World Council of Churches in Indonesia to strengthen efforts against violence

Churches working for peace in Indonesia - a country which over the last decades had to cope with repeated outbreaks of ethnic and religious conflicts, the integration of internally displaced people as well as refugees from outside its borders - will receive a solidarity visit of an international ecumenical delegation sent by the World Council of Churches (WCC) from 17 to 24 July.

The delegation members will learn about peace-building projects by Indonesian Christians and share experiences made in their own churches in Australia, USA, Germany, Korea and Sudan.

After a general introduction in the Indonesian capital Jakarta, the delegation will split into two groups in order to visit different regions.

While Indonesia, home to the world's largest Muslim population, has a tradition of tolerance, the regions of Central Sulawesi and the Moluccas have been the scene of Muslim-Christian fighting after 1998.

Meetings on 18-20 July in Poso (Central Sulawesi) and Ambon (Moluccas), including an encounter with Muslim leaders, will be an opportunity to learn about initiatives to tackle radicalism.

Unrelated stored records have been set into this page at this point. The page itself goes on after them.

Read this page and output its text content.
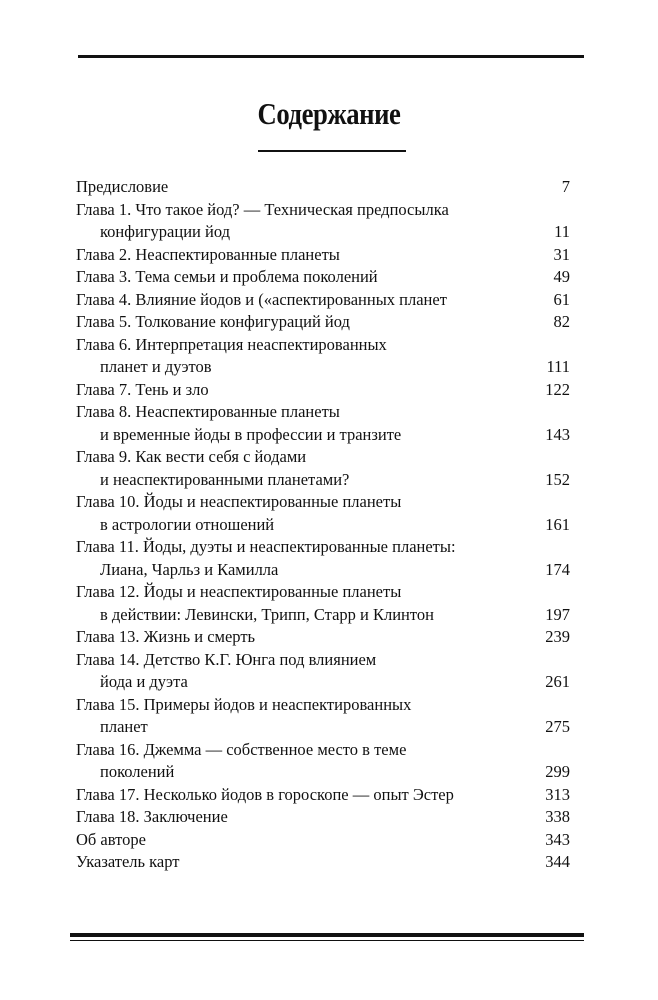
Содержание
Предисловие	7
Глава 1. Что такое йод? — Техническая предпосылка
конфигурации йод	11
Глава 2. Неаспектированные планеты	31
Глава 3. Тема семьи и проблема поколений	49
Глава 4. Влияние йодов и («аспектированных планет	61
Глава 5. Толкование конфигураций йод	82
Глава 6. Интерпретация неаспектированных
планет и дуэтов	111
Глава 7. Тень и зло	122
Глава 8. Неаспектированные планеты
и временные йоды в профессии и транзите	143
Глава 9. Как вести себя с йодами
и неаспектированными планетами?	152
Глава 10. Йоды и неаспектированные планеты
в астрологии отношений	161
Глава 11. Йоды, дуэты и неаспектированные планеты:
Лиана, Чарльз и Камилла	174
Глава 12. Йоды и неаспектированные планеты
в действии: Левински, Трипп, Старр и Клинтон	197
Глава 13. Жизнь и смерть	239
Глава 14. Детство К.Г. Юнга под влиянием
йода и дуэта	261
Глава 15. Примеры йодов и неаспектированных
планет	275
Глава 16. Джемма — собственное место в теме
поколений	299
Глава 17. Несколько йодов в гороскопе — опыт Эстер	313
Глава 18. Заключение	338
Об авторе	343
Указатель карт	344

From Sulawesi, the first group will travel on to Kupang in the western part of the Timor island, capital of the Indonesian province of East Nusa Tenggara. The province has seen a considerable influx of refugees and deportees following the independence referendum in East Timor in 1999.

Meanwhile, the second group will pay a visit to West Papua, where tensions between the traditional Christian majority and Muslim migrants arriving from other Indonesian islands have led to "the emergence of new, exclusivist groups in both religious communities", according to a recent report by the International Crisis Group.

Over the past years the WCC has also repeatedly expressed its concern over human rights violations against the indigenous people of Papua.

On 24 July, both groups will be back in Jakarta for an evaluation session with the executive board of the Communion of Churches in Indonesia (PGI), who hosts the visit.

The ecumenical delegation is sent to Indonesia as "living letters" to express the solidarity of the WCC fellowship, which comprises 349 churches worldwide. Until 2010, several Living Letters visits take place each year throughout the world in the context of the WCC's Decade to Overcome Violence in order to prepare for the International Ecumenical Peace Convocation in 2011.

Indonesia, the world's 4th most populous nation, is also the country with the biggest number of WCC member churches, 27 in total.